I’m pretty sure half the stuff I tell my kids goes in one ear and out the other, but on the off chance that they hear even half of what I tell them, I want to make sure my words count – that my words have an impact on their little lives.
10 Things Kids Always Need to Hear from Their Parents:
1. “I’m proud of you.”
Tell your kids that you are proud of them, not just for the things they accomplish but, more importantly, for who they are as individuals. All children desperately long for the approval of their parents– even teenagers who pretend that they don’t care. Telling them you’re proud of them for who they are will make them feel safe and keep them from chasing after accomplishments for the sake of winning your approval.
2. “Don’t give up.”
One of the most important things a parent can teach his child is perseverance. My 4-year-old is constantly learning new things, but often he tells me that what he’s learning is “too hard,” and he’s ready to give up and move on to something else, but I don’t want him to give up and move on to something else just because it’s hard. That’s a mentality far too many people have today, and it’s to their detriment. Rather, as parents, it’s our job to encourage our kids to keep trying and keep working on developing new skills, knowing that they are learning perseverance along with the new skill set.
3. “Be yourself.”
All too often, kids get caught up in trying to fit in with the crowd, and they need a little encouragement from their parents to step outside the crowd and just be themselves– with their unique personalities, hobbies, and interests.
4. “Be kind to others.”
Of course, most parents teach their children to be kind to others, but what we say as parents, doesn’t always match up with what we actually do. When we aren’t kind to our spouse, our neighbors, or other people in our lives, our children see that, and they learn from our actions that they don’t actually have to be kind to everyone. We need to teach our kids (with actions and words) to be kind to all people, even people who aren’t like us.
5. “Go play outside.”
Kids need time outside to play, get dirty, run around, and to be creative. Don’t be afraid to turn off the TV, iPad, or computer, and make your kid play outside (assuming the weather is cooperative). If my kids tell me they’re bored, there is a remedy for that, “go play outside!”
6. “Save your money.”
My 4-year-old son wants to buy a pet mouse named “Kennedy,” and though that would probably be my last choice (in terms of pets), we’ve told him that if he does his chores and saves his money, then he can buy that little mouse. Everyday he asks to do chores so that he can earn what he calls his “mouse money.” He’s learning that real things cost real money, and that you have to work to make money. But when that day finally comes and he saves enough money to buy the mouse, and the cage, and all the little mouse accessories, I’ll gladly take him to the pet store and let him buy little Kennedy.
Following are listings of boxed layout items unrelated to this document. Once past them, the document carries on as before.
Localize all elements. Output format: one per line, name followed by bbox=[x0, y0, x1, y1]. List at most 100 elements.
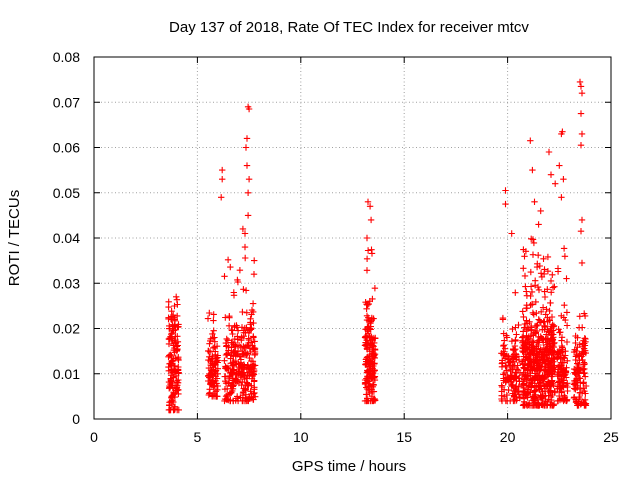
data-point bbox=[244, 380, 251, 387]
data-point bbox=[239, 225, 247, 233]
data-point bbox=[223, 343, 230, 350]
data-point bbox=[571, 365, 578, 373]
data-point bbox=[507, 366, 515, 373]
data-point bbox=[167, 351, 174, 358]
data-point bbox=[548, 349, 555, 356]
data-point bbox=[229, 330, 236, 338]
data-point bbox=[530, 395, 538, 402]
data-point bbox=[521, 342, 529, 350]
data-point bbox=[579, 366, 587, 373]
data-point bbox=[563, 309, 571, 316]
data-point bbox=[366, 203, 374, 210]
data-point bbox=[218, 194, 225, 201]
data-point bbox=[530, 346, 537, 353]
data-point bbox=[232, 343, 239, 350]
data-point bbox=[548, 396, 555, 404]
data-point bbox=[242, 254, 249, 262]
data-point bbox=[168, 335, 175, 342]
data-point bbox=[174, 366, 182, 373]
data-point bbox=[580, 361, 587, 368]
data-point bbox=[562, 316, 569, 324]
data-point bbox=[363, 391, 370, 398]
data-point bbox=[519, 371, 526, 379]
data-point bbox=[573, 399, 580, 406]
data-point bbox=[173, 293, 180, 300]
data-point bbox=[508, 381, 515, 388]
data-point bbox=[250, 308, 257, 316]
data-point bbox=[538, 353, 545, 360]
data-point bbox=[580, 384, 587, 392]
data-point bbox=[233, 376, 240, 383]
data-point bbox=[558, 194, 565, 201]
data-point bbox=[367, 216, 375, 224]
data-point bbox=[579, 356, 586, 364]
data-point bbox=[210, 317, 217, 324]
data-point bbox=[243, 309, 250, 316]
data-point bbox=[166, 401, 173, 409]
data-point bbox=[549, 271, 556, 278]
data-point bbox=[363, 345, 371, 352]
data-point bbox=[531, 391, 539, 399]
data-point bbox=[524, 402, 531, 409]
data-point bbox=[546, 340, 553, 347]
data-point bbox=[206, 370, 213, 378]
data-point bbox=[172, 340, 179, 347]
data-point bbox=[370, 381, 377, 388]
data-point bbox=[522, 283, 529, 290]
data-point bbox=[559, 347, 566, 355]
data-point bbox=[533, 263, 541, 271]
data-point bbox=[224, 385, 231, 392]
data-point bbox=[561, 371, 568, 379]
data-point bbox=[166, 322, 173, 330]
data-point bbox=[504, 397, 511, 405]
data-point bbox=[523, 376, 530, 384]
data-point bbox=[539, 304, 547, 311]
data-point bbox=[527, 283, 535, 290]
data-point bbox=[167, 384, 174, 391]
data-point bbox=[227, 360, 234, 367]
data-point bbox=[245, 342, 252, 349]
data-point bbox=[239, 308, 246, 316]
data-point bbox=[245, 105, 253, 113]
data-point bbox=[546, 307, 553, 315]
data-point bbox=[527, 292, 534, 300]
x-tick-labels: 0 5 10 15 20 25 bbox=[90, 429, 619, 445]
data-point bbox=[175, 369, 182, 376]
data-point bbox=[527, 137, 534, 144]
data-point bbox=[206, 340, 213, 347]
data-point bbox=[222, 378, 229, 385]
data-point bbox=[511, 375, 518, 382]
y-tick-label: 0.01 bbox=[53, 366, 80, 382]
data-point bbox=[233, 322, 240, 329]
data-point bbox=[552, 180, 559, 187]
data-point bbox=[571, 346, 578, 353]
data-point bbox=[241, 397, 249, 405]
x-tick-label: 20 bbox=[500, 429, 516, 445]
data-point bbox=[242, 144, 250, 151]
data-point bbox=[230, 359, 237, 366]
data-point bbox=[249, 300, 257, 307]
data-point bbox=[541, 266, 548, 273]
data-point bbox=[528, 288, 536, 296]
data-point bbox=[239, 378, 246, 386]
data-point bbox=[535, 341, 542, 349]
data-point bbox=[554, 351, 562, 358]
data-point bbox=[236, 365, 244, 372]
data-point bbox=[576, 389, 584, 397]
data-point bbox=[173, 377, 180, 385]
data-point bbox=[243, 135, 251, 142]
data-point bbox=[247, 319, 254, 326]
data-point bbox=[522, 401, 530, 408]
data-point bbox=[558, 388, 565, 395]
data-point bbox=[538, 401, 545, 408]
data-point bbox=[547, 402, 554, 409]
data-point bbox=[560, 377, 567, 384]
data-point bbox=[577, 228, 585, 235]
data-point bbox=[227, 382, 234, 389]
data-point bbox=[528, 324, 535, 331]
data-point bbox=[521, 324, 528, 331]
data-point bbox=[580, 380, 587, 387]
data-point bbox=[249, 361, 257, 368]
data-point bbox=[173, 296, 181, 303]
data-point bbox=[502, 187, 509, 194]
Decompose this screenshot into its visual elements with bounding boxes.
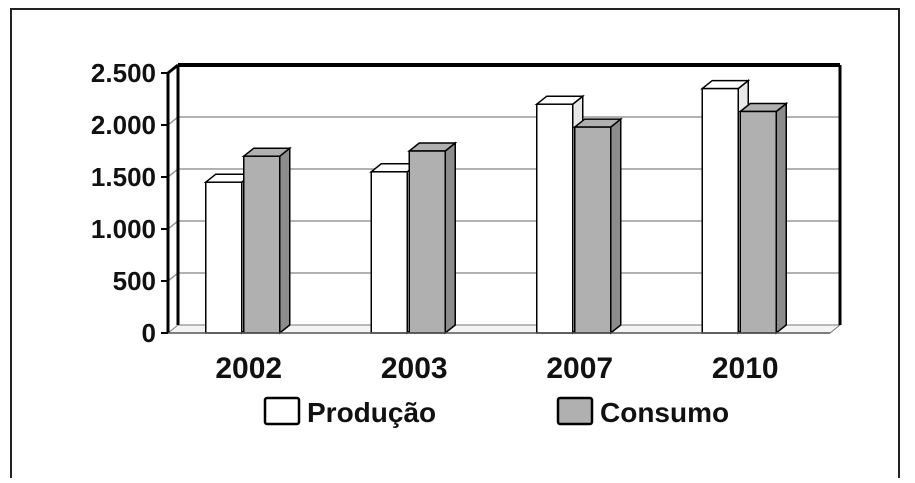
- gridline-depth: [167, 220, 179, 230]
- legend-swatch: [556, 396, 594, 426]
- gridline-depth: [167, 272, 179, 282]
- chart-border: [10, 8, 900, 478]
- bar-consumo-front: [739, 110, 777, 334]
- legend-label: Consumo: [600, 397, 729, 428]
- legend-label: Produção: [307, 397, 436, 428]
- bar-consumo: [738, 101, 789, 335]
- y-tick-label: 1.000: [91, 214, 156, 244]
- gridline-depth: [167, 116, 179, 126]
- bar-producao-front: [536, 103, 574, 334]
- y-tick-label: 2.500: [91, 58, 156, 88]
- chart-frame: 0 500 1.000 1.500 2.000 2.500 2002 2003 2007 201…: [10, 8, 905, 478]
- axes: [161, 63, 842, 334]
- bar-consumo: [407, 141, 458, 335]
- y-tick-label: 0: [142, 318, 156, 348]
- y-tick-labels: 0 500 1.000 1.500 2.000 2.500: [91, 58, 156, 348]
- y-tick-label: 1.500: [91, 162, 156, 192]
- y-tick-label: 500: [113, 266, 156, 296]
- bar-producao-front: [370, 171, 408, 334]
- bar-consumo-front: [408, 150, 446, 334]
- legend: Produção Consumo: [263, 396, 729, 428]
- legend-swatch: [263, 396, 301, 426]
- x-tick-label: 2007: [546, 352, 613, 385]
- back-wall: [178, 65, 840, 325]
- bar-chart: 0 500 1.000 1.500 2.000 2.500 2002 2003 2007 201…: [91, 58, 842, 428]
- y-tick-label: 2.000: [91, 110, 156, 140]
- y-axis-depth: [167, 63, 179, 75]
- x-tick-labels: 2002 2003 2007 2010: [215, 352, 778, 385]
- bar-consumo: [241, 146, 292, 335]
- x-tick-label: 2003: [381, 352, 448, 385]
- plot-area: [166, 65, 842, 334]
- x-tick-label: 2002: [215, 352, 282, 385]
- gridline-depth: [167, 168, 179, 178]
- x-tick-label: 2010: [712, 352, 779, 385]
- bar-producao-front: [701, 87, 739, 334]
- bars: [203, 79, 789, 335]
- bar-consumo-front: [243, 155, 281, 334]
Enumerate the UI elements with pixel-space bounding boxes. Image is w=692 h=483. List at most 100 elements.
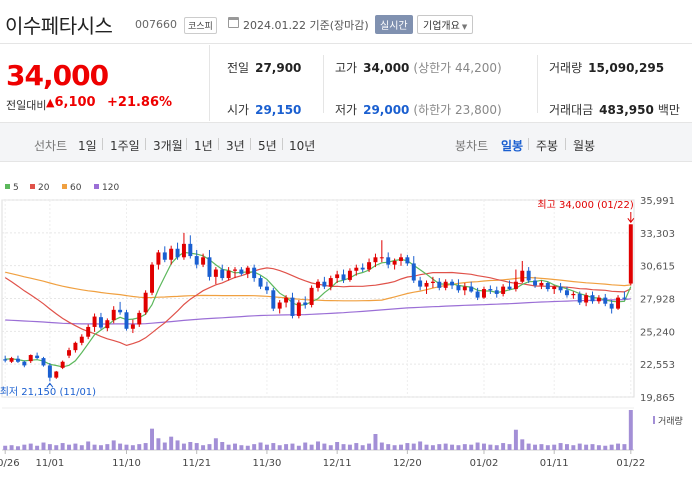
volume-bar — [201, 445, 206, 450]
high-price: 고가 34,000 (상한가 44,200) — [335, 61, 502, 75]
volume-bar — [424, 444, 429, 450]
volume-bar — [405, 443, 410, 450]
candle-body — [143, 292, 148, 313]
volume-bar — [564, 444, 569, 450]
candle-body — [271, 290, 276, 309]
volume-bar — [239, 445, 244, 450]
candle-body — [316, 281, 320, 288]
volume-bar — [399, 444, 403, 450]
candle-body — [105, 320, 110, 329]
candle-body — [430, 281, 435, 283]
x-tick-label: 01/11 — [540, 458, 569, 469]
candle-body — [564, 290, 569, 296]
volume-bar — [245, 445, 250, 450]
volume-bar — [488, 444, 493, 450]
candle-body — [590, 295, 595, 302]
tab-line-chart[interactable]: 선차트 — [34, 139, 68, 153]
volume-bar — [373, 434, 378, 450]
candle-body — [233, 269, 237, 271]
low-arrow-icon — [46, 382, 54, 388]
tab-3y[interactable]: 3년 — [226, 139, 245, 153]
candle-body — [386, 257, 391, 265]
volume-bar — [3, 445, 8, 450]
volume-bar — [86, 441, 91, 450]
volume-bar — [603, 445, 608, 450]
candle-body — [226, 270, 231, 279]
tab-3m[interactable]: 3개월 — [153, 139, 183, 153]
volume-bar — [526, 443, 531, 450]
amount-info: 거래대금 483,950 백만 — [549, 103, 680, 117]
volume-bar — [482, 443, 486, 450]
volume-bar — [277, 445, 282, 450]
candle-body — [622, 297, 627, 299]
chevron-down-icon: ▼ — [461, 23, 468, 31]
volume-bar — [507, 444, 512, 450]
volume-bar — [590, 444, 595, 450]
volume-bar — [411, 443, 416, 450]
volume-bar — [347, 444, 352, 450]
volume-bar — [456, 445, 461, 450]
candle-body — [169, 248, 174, 260]
volume-bar — [130, 445, 135, 450]
candle-body — [98, 317, 103, 328]
stock-code: 007660 — [135, 18, 177, 31]
candle-body — [354, 267, 359, 271]
candle-body — [67, 350, 72, 356]
candlestick-chart[interactable]: 35,991 33,303 30,615 27,928 25,240 22,553 19,8… — [0, 163, 692, 483]
diff-value: ▲6,100 — [46, 95, 96, 110]
candle-body — [207, 257, 212, 277]
ma5-line — [5, 251, 632, 368]
tab-5y[interactable]: 5년 — [258, 139, 277, 153]
volume-bar — [67, 444, 72, 450]
volume-bar — [258, 442, 263, 450]
volume-bar — [386, 444, 391, 450]
volume-bar — [207, 444, 212, 450]
volume-bar — [430, 445, 435, 450]
candle-body — [596, 297, 601, 302]
candle-body — [9, 358, 14, 362]
company-info-button[interactable]: 기업개요 ▼ — [417, 15, 474, 34]
volume-bar — [545, 445, 550, 450]
candle-body — [92, 316, 97, 327]
volume-bar — [577, 443, 582, 450]
volume-bar — [520, 439, 525, 450]
tab-1d[interactable]: 1일 — [78, 139, 97, 153]
candle-body — [35, 355, 40, 359]
realtime-button[interactable]: 실시간 — [375, 15, 413, 34]
legend-label: 5 — [13, 183, 19, 193]
volume-bar — [41, 442, 46, 450]
legend-label: 60 — [70, 183, 82, 193]
tab-weekly[interactable]: 주봉 — [536, 139, 559, 153]
candle-body — [322, 281, 327, 287]
volume-bar — [501, 443, 506, 450]
candle-body — [28, 355, 33, 362]
legend-swatch — [62, 184, 67, 189]
x-tick-label: 12/11 — [323, 458, 352, 469]
candle-body — [245, 267, 250, 274]
tab-10y[interactable]: 10년 — [289, 139, 316, 153]
candle-body — [79, 336, 84, 343]
tab-candle-chart[interactable]: 봉차트 — [455, 139, 489, 153]
volume-bar — [124, 444, 129, 450]
candle-body — [73, 342, 78, 351]
y-tick-label: 27,928 — [640, 295, 675, 306]
y-tick-label: 19,865 — [640, 393, 675, 404]
candle-body — [609, 303, 614, 309]
tab-1y[interactable]: 1년 — [194, 139, 213, 153]
candle-body — [552, 286, 557, 290]
candle-body — [264, 286, 269, 291]
candle-body — [194, 256, 199, 265]
candle-body — [513, 281, 518, 290]
volume-bar — [28, 443, 33, 450]
x-tick-label: 01/22 — [616, 458, 645, 469]
stock-name[interactable]: 이수페타시스 — [5, 14, 113, 38]
tab-daily[interactable]: 일봉 — [501, 139, 524, 153]
volume-bar — [335, 442, 340, 450]
tab-monthly[interactable]: 월봉 — [573, 139, 596, 153]
volume-bar — [392, 445, 397, 450]
volume-bar — [143, 443, 148, 450]
tab-1w[interactable]: 1주일 — [110, 139, 140, 153]
candle-body — [475, 291, 480, 298]
candle-body — [456, 285, 461, 291]
volume-bar — [494, 445, 499, 450]
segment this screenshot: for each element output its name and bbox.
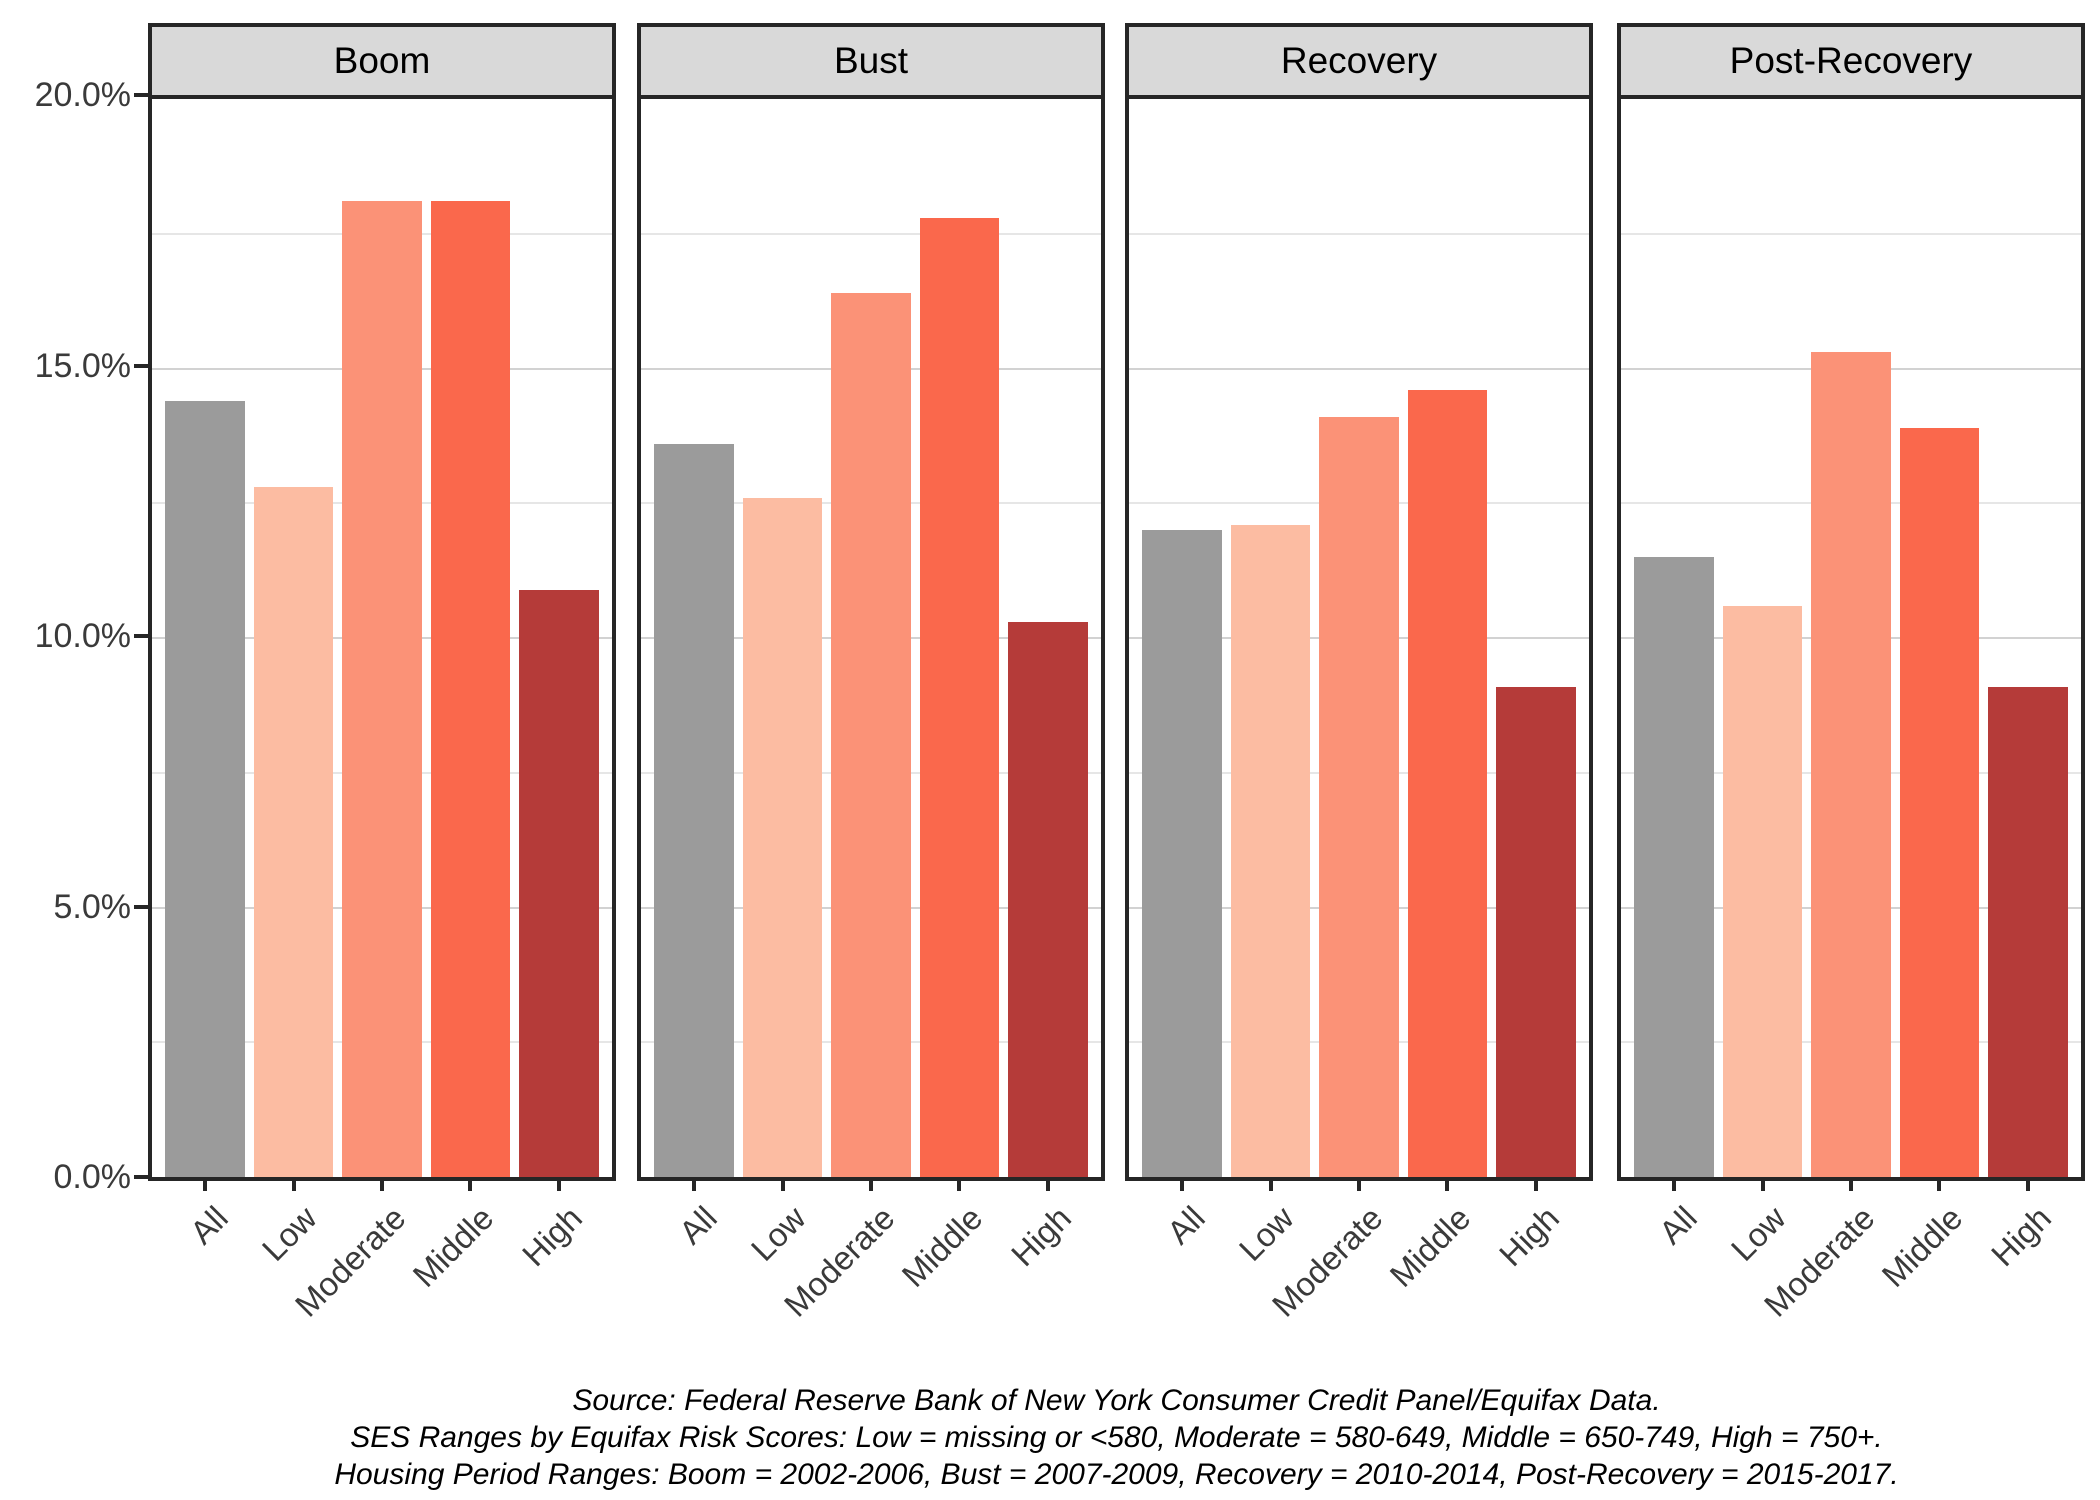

If I never told my kids “no” then they would eat ice cream for every meal, go to bed whenever they wanted, and, ultimately, chaos would run our home. Parents need to be parents, and kids need to have boundaries. Don’t be afraid to tell your kids “no” when they need to hear it. They may not appreciate in the moment, but they will learn that they don’t get to run the show or do whatever they want. And, trust me, that is an important lesson that will serve them well the rest of their lives.
8. “I’m Sorry.”
Parents, we need to get off our high horses and apologize to our kids if we wrong them. Too often, parents have the “I’m the parent, and you’re the child” attitude, and they refuse to apologize, asserting their parental rights. It’s imperative that we change this attitude, and ask our kids’ forgiveness when we wrong them. It’s okay (and actually good) for our kids to know we aren’t perfect. Don’t be afraid to tell your kids, “I’m sorry.”
9. “Once upon a time…”
It’s incredibly important, especially for parents of young children, to spend time every day reading or telling stories to their children. Reading and story telling opens kids’ imaginations and teaches them the power of creativity. Plus, bedtime is a great time for parents to invest emotionally in their children– talking to them about their day and looking forward to the plans for the next. As parents it’s easy to rush this time, so we can have some “me” time once the kids have gone to bed, but your child will appreciate and value the time you spend with him or her. Plus, we can’t forget, these little ones grow up fast, and we’ll soon miss putting them to bed.
10. “I love you and I always will.”
Tell your kids you love them so much that they start rolling their eyes or saying, “I know! You tell me a thousand times a day.” Leave no doubt in their minds that you love them and always will. Say it ritually – when they leave for school or at bedtime – but also when they don’t expect it and when they’ve done nothing to earn it. These are the most powerful words a parent can say to a child, and a child can’t hear it enough from his parents!